One problem I’ve seen is some projects is a very big Storyboard, with all the app in there. Such Storyboards are unmanageable, and you end up spending more time navigating through them, than doing actual development.
Apple doesn’t provide a way to link different Storyboards together, yet. Fortunately there are some open source library that take care of it.
One example is RBStoryboardLink, which also makes it easy to setup multiple Storyboards for a tabbed application.
The library lets us use a placeholder view controller in a Storyboard, and use that to link to another Storyboard, we’ll see how later.

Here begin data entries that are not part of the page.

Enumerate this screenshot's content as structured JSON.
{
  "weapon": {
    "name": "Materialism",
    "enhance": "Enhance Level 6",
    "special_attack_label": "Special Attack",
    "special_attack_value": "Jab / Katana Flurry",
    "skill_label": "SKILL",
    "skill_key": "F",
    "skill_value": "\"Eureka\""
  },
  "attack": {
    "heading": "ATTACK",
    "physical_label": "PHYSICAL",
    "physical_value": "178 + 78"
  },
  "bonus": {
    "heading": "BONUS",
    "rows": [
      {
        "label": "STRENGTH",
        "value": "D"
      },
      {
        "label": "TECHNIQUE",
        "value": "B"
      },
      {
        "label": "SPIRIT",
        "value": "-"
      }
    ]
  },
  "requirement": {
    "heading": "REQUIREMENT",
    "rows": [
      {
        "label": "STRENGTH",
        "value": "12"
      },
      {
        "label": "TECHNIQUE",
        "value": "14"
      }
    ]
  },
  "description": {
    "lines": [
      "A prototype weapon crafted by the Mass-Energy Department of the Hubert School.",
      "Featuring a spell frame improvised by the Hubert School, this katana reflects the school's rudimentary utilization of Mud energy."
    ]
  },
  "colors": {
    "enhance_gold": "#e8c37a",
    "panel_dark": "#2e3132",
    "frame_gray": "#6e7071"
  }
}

To set it up simply add a view controller in the main Storyboard, set its class to
RBStorybaordLink, and add a “User Defined Runtime Attributes” of type String, key path “storyboardName” and value the name of the Storyboard (without extension) that needs to be linked. This can be done from the “Identy Inspector” section.
It’s as simple as that!
Under the hood what
RBStoryboardLink does is grabbing the runtime attributes the user has defined and use those value to instantiate the corresponding
UIViewController and store it in a property in
-awakeFromNib. Then in
-viewDidLoad it embeds the stored view controller as a full screen child view controller. On top of all this there is code to copy all the settings related to Auto Layout, navigation bar, etc.
I think this is a clever hack, and very useful one!
Food for thoughts
- How do the “User Defined Runtime Attributes” work? How does the runtime translate them from Interface Builder settings to property in available to the instance?
- RBStoryboardLink defines a set of custom segues, how do they work?